The Alabama ruling against the Corporate Transparency Act

Judge Liles C. Burke ruled that the CTA “exceeds the limits of the Constitution on legislative power”, despite the U.S. Government defending that the law is within the powers of Congress. The judge further considers that the law “does not have sufficient connection with the powers listed in it to be considered a necessary means for Congress’s objectives in policy matters”, Reuters reported.

The ruling, in addition to setting a precedent on the application of these instruments, opens several legal questions in the country, to the extent that it prevents FinCEN from applying the law against the plaintiffs in that case. However, since it is not a national injunction, the regime remains in force for other companies.

The latest development in this case to date is that the Department of Justice filed a notice of appeal on March 11 and the process is ongoing, while FinCEN has stated in a press release that it “will continue to implement the Corporate Transparency Act as required by Congress, while complying with the court order.”

Details of the Corporate Transparency Act: What does it entail and who must comply?

This CTA was passed by the U.S. Congress as an instrument to promote the fight against money laundering in the country and prevent other financial crimes by U.S. legal entities as well as foreign entities operating in the U.S. The scope of the law involves various business structures such as Corporations (C Corp or S Corp), Limited Liability Companies (LLC/LLP), commercial trusts, among others.

With the CTA, legal entities formed in the U.S. began reporting their beneficial owners to FinCEN.

According to FinCEN, companies that were established before January 1, 2024 have until January 1, 2025 to submit their initial reports, while those created or registered after that date will have 30 days from their establishment or registration to do so.

For the purposes of the law, a beneficial owner is defined as “any individual who, directly or indirectly, exercises substantial control over such reporting company or owns or controls at least 25% of the ownership interests of such reporting company”.

The CTA is a result of the efforts of the Anti-Money Laundering Act of 2020 (AMLA), which seeks to combat a scourge that each year represents up to 2.7% of world Gross Domestic Product, according to a FACTI Panel report.
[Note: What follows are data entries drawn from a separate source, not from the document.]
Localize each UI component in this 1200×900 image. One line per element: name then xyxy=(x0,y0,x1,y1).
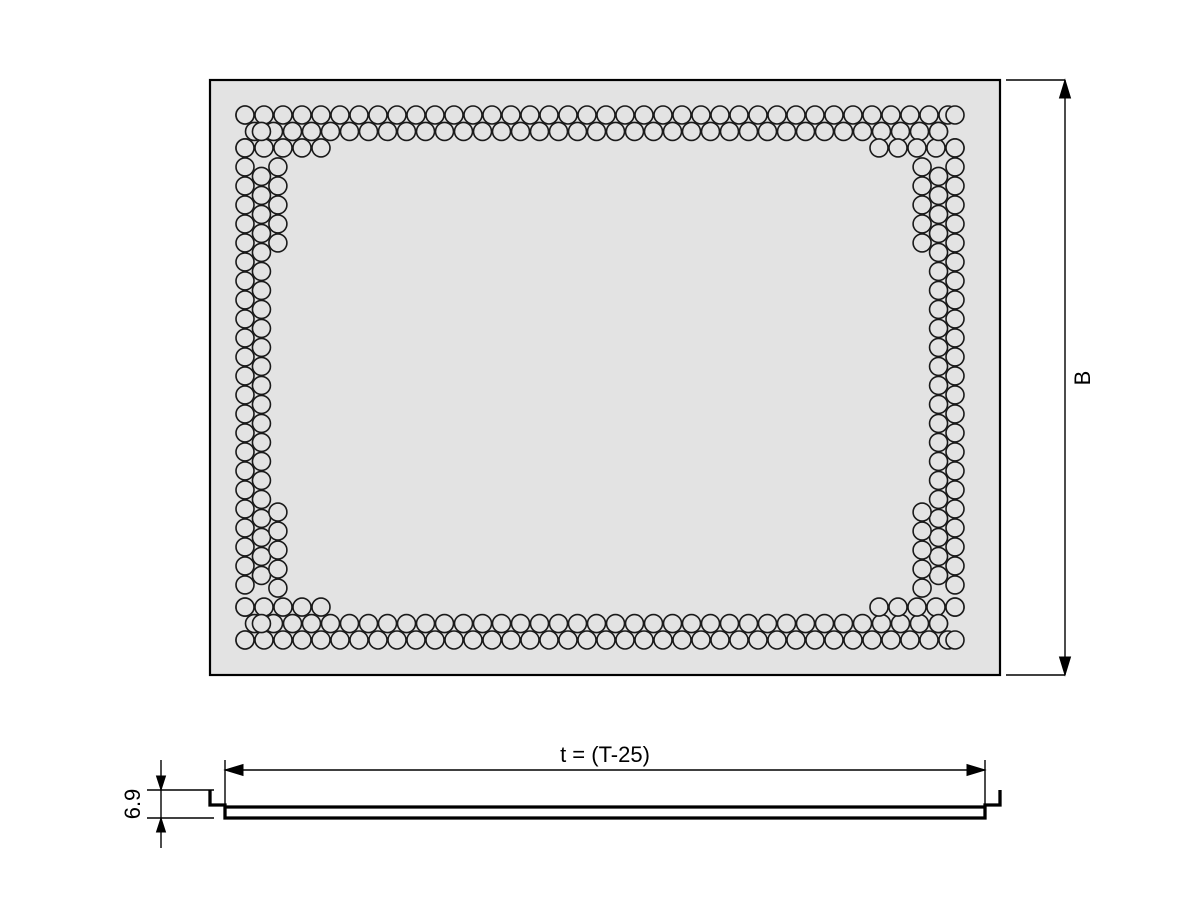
dimension-t: t = (T-25) xyxy=(225,742,985,806)
cover-plate xyxy=(210,80,1000,675)
dimension-flange-label: 6.9 xyxy=(120,789,145,820)
dimension-b: B xyxy=(1006,80,1095,675)
side-profile xyxy=(210,790,1000,818)
dimension-t-label: t = (T-25) xyxy=(560,742,650,767)
dimension-b-label: B xyxy=(1070,371,1095,386)
dimension-flange: 6.9 xyxy=(120,760,214,848)
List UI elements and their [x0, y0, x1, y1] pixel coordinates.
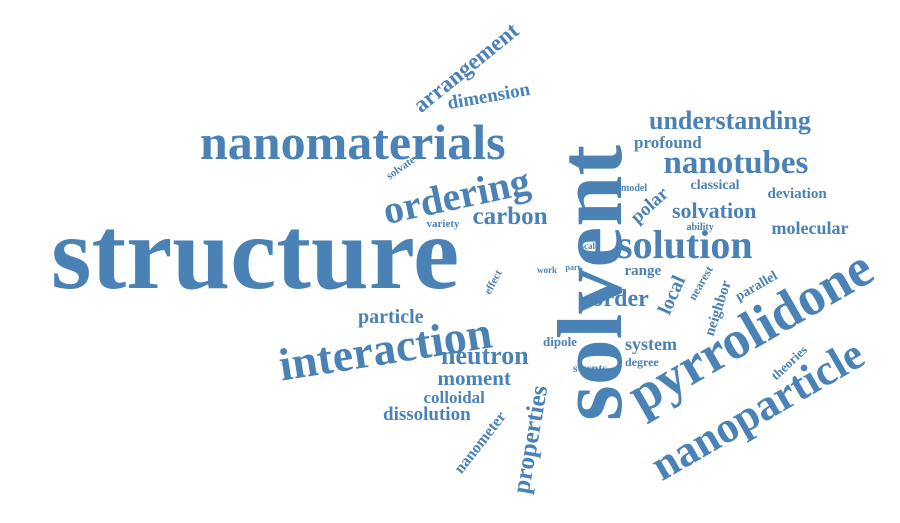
word-solvation: solvation [672, 198, 757, 223]
word-dissolution: dissolution [383, 403, 471, 425]
word-particle: particle [358, 306, 424, 328]
word-swcnts: swcnts [573, 361, 608, 375]
word-ability: ability [686, 222, 714, 233]
word-structure: structure [51, 196, 460, 311]
word-degree: degree [625, 355, 659, 369]
word-system: system [625, 334, 677, 354]
word-variety: variety [426, 217, 460, 230]
word-work: work [537, 264, 557, 275]
word-part: part [565, 263, 581, 272]
word-nanomaterials: nanomaterials [200, 114, 506, 170]
word-effect: effect [482, 267, 505, 296]
word-order: order [591, 286, 649, 312]
word-dipole: dipole [543, 333, 577, 349]
word-moment: moment [437, 365, 511, 390]
word-range: range [624, 262, 662, 279]
word-colloidal: colloidal [423, 387, 485, 407]
word-deviation: deviation [767, 185, 827, 202]
word-solution: solution [617, 222, 753, 267]
word-molecular: molecular [771, 218, 849, 238]
word-model: model [621, 183, 648, 194]
word-neutron: neutron [441, 341, 529, 370]
word-carbon: carbon [472, 202, 548, 230]
word-nanotubes: nanotubes [663, 144, 809, 181]
word-scale: scale [580, 240, 600, 251]
word-properties: properties [507, 382, 553, 496]
word-profound: profound [634, 132, 702, 152]
word-understanding: understanding [649, 106, 811, 135]
word-classical: classical [690, 178, 740, 193]
word-nearest: nearest [684, 263, 716, 303]
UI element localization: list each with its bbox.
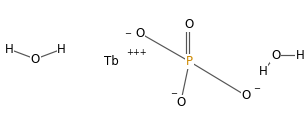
Text: +++: +++ [126, 48, 146, 57]
Text: O: O [271, 49, 280, 62]
Text: H: H [259, 65, 268, 78]
Text: −: − [253, 84, 260, 93]
Text: H: H [5, 43, 14, 56]
Text: O: O [136, 27, 145, 40]
Text: O: O [176, 96, 185, 109]
Text: −: − [171, 90, 177, 99]
Text: P: P [186, 55, 193, 68]
Text: O: O [242, 89, 251, 102]
Text: O: O [31, 53, 40, 66]
Text: O: O [185, 18, 194, 31]
Text: H: H [57, 43, 66, 56]
Text: Tb: Tb [103, 55, 118, 68]
Text: −: − [124, 29, 131, 38]
Text: H: H [296, 49, 305, 62]
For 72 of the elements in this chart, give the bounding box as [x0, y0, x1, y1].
In the U.S., according to a recent report by the Department of the Treasury, “criminals currently use both traditional and novel money laundering techniques, depending on availability and convenience, to move and conceal illicit proceeds and promote criminal activities that harm Americans.”

In the United States, various risks related to money laundering persist, according to the 2024 National Money Laundering Risk Assessment report from the U.S. Department of the Treasury. These include:

  • Abuse of legal entities
  • Opacity in real estate transactions
  • Involvement of merchants and professionals in illicit activities under complicity

The package of measures contained within the CTA is considered one of the greatest advances by the U.S. in this area in this century after the 2001 Patriot Act, which aims to counter terrorist financing and terrorist actions through money laundering. However, the background of these measures dates back to at least 1986 with the Money Laundering Control Act, which classified the activity  as a federal crime.

Legal advice, as well as support in regulatory compliance and risk management will be key to navigating the regulatory changes that organizations are currently facing, amidst a landscape in which countries also compete to be jurisdictions increasingly shielded from money laundering, tax evasion and other rising financial crimes.

“Staying up to speed on the evolution of the Alabama case and other legal challenges is critically important. At the same time, regardless of the legal issues, qualifying entities should remain committed to submitting the necessary information to FinCEN on a timely basis to avoid compliance violations,” says Mr. de la Portilla.